JetMoE-8B
Property | Value |
---|---|
Parameter Count | 8.52B (2.2B active) |
Model Type | Mixture of Experts (MoE) |
License | Apache 2.0 |
Training Cost | ~$0.08 million |
Paper | Technical Report |
What is JetMoE-8B?
JetMoE-8B is a groundbreaking language model that achieves LLaMA2-7B-level performance at a fraction of the training cost. Developed with just $0.1M in training resources, it demonstrates that high-performance LLMs can be created more economically than previously thought. The model features an innovative Mixture of Experts architecture with only 2.2B active parameters during inference, significantly reducing computational requirements.
Implementation Details
The model consists of 24 blocks, each containing two MoE layers: Mixture of Attention heads (MoA) and Mixture of MLP Experts (MoE). Each layer contains 8 experts, with 2 experts activated per input token. The model was trained on 1.25T tokens from public datasets using a two-phase training approach.

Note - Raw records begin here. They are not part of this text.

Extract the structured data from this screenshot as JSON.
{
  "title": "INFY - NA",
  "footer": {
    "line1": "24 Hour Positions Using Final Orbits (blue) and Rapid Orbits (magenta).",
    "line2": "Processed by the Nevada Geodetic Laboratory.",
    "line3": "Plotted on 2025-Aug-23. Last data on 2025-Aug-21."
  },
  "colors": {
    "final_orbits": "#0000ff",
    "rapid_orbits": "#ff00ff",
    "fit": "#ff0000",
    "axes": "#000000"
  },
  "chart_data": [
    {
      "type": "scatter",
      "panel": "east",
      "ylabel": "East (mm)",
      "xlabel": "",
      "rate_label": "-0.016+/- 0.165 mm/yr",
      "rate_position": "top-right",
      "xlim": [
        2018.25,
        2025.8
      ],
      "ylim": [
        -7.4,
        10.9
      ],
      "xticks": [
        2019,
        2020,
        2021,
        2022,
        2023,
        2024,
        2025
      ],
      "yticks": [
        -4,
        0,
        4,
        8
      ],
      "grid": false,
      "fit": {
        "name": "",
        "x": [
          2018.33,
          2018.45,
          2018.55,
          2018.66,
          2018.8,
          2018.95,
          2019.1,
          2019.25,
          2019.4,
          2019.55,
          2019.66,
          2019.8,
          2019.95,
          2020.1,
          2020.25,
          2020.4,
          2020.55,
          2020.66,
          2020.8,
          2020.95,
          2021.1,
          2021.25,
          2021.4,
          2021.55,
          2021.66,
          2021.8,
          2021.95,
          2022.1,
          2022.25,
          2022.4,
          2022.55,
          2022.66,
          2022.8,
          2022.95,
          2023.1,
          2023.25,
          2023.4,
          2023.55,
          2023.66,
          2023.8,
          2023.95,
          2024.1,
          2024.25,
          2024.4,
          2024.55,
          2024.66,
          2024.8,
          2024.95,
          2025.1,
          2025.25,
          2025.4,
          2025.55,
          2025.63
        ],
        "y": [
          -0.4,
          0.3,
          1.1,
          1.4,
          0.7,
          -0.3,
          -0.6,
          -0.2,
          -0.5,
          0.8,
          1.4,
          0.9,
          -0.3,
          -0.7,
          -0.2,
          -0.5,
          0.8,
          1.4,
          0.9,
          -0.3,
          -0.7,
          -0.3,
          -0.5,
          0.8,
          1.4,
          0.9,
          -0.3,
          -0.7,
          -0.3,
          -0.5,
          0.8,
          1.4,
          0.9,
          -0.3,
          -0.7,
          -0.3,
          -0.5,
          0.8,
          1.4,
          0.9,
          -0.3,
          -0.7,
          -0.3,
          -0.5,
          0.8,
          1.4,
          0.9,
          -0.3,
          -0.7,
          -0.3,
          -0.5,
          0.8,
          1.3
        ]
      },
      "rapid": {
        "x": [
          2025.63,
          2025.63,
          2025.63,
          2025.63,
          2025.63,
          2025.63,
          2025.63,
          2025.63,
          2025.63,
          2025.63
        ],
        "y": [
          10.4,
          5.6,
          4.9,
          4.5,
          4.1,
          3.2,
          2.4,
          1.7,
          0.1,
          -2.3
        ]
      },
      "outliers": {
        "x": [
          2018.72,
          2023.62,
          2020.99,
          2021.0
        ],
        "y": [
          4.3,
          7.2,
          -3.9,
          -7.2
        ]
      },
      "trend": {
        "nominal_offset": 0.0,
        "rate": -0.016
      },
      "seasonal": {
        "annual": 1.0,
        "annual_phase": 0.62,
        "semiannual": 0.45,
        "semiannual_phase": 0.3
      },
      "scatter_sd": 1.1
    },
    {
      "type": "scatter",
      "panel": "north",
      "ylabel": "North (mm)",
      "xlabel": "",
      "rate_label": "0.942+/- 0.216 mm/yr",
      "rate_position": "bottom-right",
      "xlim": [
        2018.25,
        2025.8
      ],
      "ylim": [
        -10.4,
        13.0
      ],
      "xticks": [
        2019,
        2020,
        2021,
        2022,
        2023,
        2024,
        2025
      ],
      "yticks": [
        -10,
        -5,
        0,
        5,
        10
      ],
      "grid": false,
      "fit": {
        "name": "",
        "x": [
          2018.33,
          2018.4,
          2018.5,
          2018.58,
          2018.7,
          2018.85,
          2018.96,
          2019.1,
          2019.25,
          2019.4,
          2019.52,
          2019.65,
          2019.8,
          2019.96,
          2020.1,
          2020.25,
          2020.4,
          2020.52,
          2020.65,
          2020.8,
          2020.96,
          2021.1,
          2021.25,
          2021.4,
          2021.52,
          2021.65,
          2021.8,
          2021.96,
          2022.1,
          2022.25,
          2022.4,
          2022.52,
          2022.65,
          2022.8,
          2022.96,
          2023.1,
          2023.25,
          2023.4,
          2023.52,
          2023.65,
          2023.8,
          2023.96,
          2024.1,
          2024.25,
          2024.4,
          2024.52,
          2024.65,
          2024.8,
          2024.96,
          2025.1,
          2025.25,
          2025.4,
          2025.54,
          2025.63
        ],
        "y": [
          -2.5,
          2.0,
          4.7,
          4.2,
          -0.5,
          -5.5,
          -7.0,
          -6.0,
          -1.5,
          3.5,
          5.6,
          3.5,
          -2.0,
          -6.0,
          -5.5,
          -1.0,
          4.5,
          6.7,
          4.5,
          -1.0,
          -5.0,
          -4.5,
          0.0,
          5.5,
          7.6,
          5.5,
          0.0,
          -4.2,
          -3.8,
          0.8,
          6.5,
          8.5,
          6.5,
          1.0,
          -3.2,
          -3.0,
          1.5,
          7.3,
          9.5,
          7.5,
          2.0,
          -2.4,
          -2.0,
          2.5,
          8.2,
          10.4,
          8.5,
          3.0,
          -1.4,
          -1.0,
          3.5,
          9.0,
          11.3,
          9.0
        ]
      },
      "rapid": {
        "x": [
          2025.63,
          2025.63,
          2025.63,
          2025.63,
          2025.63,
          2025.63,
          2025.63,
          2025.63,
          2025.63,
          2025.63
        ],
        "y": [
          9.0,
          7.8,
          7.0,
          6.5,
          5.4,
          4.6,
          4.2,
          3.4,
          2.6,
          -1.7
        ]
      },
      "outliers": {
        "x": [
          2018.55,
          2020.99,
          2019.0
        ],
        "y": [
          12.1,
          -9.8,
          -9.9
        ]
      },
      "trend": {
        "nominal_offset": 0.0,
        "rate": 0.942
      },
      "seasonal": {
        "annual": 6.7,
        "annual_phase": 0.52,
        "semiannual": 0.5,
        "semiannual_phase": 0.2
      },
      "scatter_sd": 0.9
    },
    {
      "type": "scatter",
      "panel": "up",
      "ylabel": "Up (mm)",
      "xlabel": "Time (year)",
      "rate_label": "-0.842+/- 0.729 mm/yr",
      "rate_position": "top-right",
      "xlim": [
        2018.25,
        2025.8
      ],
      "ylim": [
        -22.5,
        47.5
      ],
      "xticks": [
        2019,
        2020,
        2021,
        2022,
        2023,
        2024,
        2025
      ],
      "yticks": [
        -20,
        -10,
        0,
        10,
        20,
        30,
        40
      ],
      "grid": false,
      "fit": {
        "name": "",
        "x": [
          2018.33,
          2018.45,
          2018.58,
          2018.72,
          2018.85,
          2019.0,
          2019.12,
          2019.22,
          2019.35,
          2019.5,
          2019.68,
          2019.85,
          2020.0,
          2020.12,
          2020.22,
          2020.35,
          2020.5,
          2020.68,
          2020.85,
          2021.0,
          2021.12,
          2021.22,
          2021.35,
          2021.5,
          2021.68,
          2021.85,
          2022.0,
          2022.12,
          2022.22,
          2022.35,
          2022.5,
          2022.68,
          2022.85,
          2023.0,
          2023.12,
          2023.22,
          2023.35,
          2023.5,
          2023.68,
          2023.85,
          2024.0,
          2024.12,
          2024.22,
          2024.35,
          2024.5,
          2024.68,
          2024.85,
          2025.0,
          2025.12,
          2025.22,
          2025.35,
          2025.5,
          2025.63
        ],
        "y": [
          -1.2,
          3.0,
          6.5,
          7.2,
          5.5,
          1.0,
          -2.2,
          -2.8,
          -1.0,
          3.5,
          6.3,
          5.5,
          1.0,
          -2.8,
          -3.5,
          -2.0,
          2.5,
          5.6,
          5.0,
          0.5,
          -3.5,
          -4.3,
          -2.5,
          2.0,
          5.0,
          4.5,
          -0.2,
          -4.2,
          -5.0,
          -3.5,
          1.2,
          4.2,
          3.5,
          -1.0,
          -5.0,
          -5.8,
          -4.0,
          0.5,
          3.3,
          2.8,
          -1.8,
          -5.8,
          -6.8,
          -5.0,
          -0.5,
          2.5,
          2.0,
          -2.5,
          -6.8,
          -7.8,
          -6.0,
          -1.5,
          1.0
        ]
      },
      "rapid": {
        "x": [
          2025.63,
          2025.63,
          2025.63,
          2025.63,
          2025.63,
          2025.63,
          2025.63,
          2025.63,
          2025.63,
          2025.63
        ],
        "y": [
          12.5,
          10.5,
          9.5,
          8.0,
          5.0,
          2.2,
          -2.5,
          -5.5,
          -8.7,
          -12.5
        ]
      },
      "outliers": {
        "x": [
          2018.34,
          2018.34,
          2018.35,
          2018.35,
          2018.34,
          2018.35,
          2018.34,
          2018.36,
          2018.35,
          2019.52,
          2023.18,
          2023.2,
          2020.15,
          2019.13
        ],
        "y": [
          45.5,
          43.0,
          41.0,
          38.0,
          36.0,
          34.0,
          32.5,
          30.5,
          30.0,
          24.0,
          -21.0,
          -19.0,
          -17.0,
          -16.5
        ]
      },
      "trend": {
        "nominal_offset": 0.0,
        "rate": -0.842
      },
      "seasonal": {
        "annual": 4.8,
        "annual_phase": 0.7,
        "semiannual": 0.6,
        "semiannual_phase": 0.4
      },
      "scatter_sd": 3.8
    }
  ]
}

- Architecture: 24 blocks with MoA and MoE layers
- Training Data: 1.25T tokens from public datasets
- Learning Rate: 5.0 x 10^-4
- Batch Size: 4M tokens
Core Capabilities
- Outperforms LLaMA2-7B on multiple benchmarks
- Achieves 53.0 average score on Open LLM leaderboard
- Excels in MMLU (49.2%) and TruthfulQA (41.7%)
- Strong performance in GSM8k (27.8%) and MBPP (34.2%)
Frequently Asked Questions
Q: What makes this model unique?
JetMoE-8B combines cost-efficient training ($0.1M) with state-of-the-art performance, using only publicly available datasets and achieving better results than models trained with billion-dollar budgets.
Q: What are the recommended use cases?
The model is particularly well-suited for academic research and applications requiring efficient inference, as it only uses 2.2B active parameters. It performs well across a wide range of tasks, including mathematical reasoning, code generation, and general language understanding.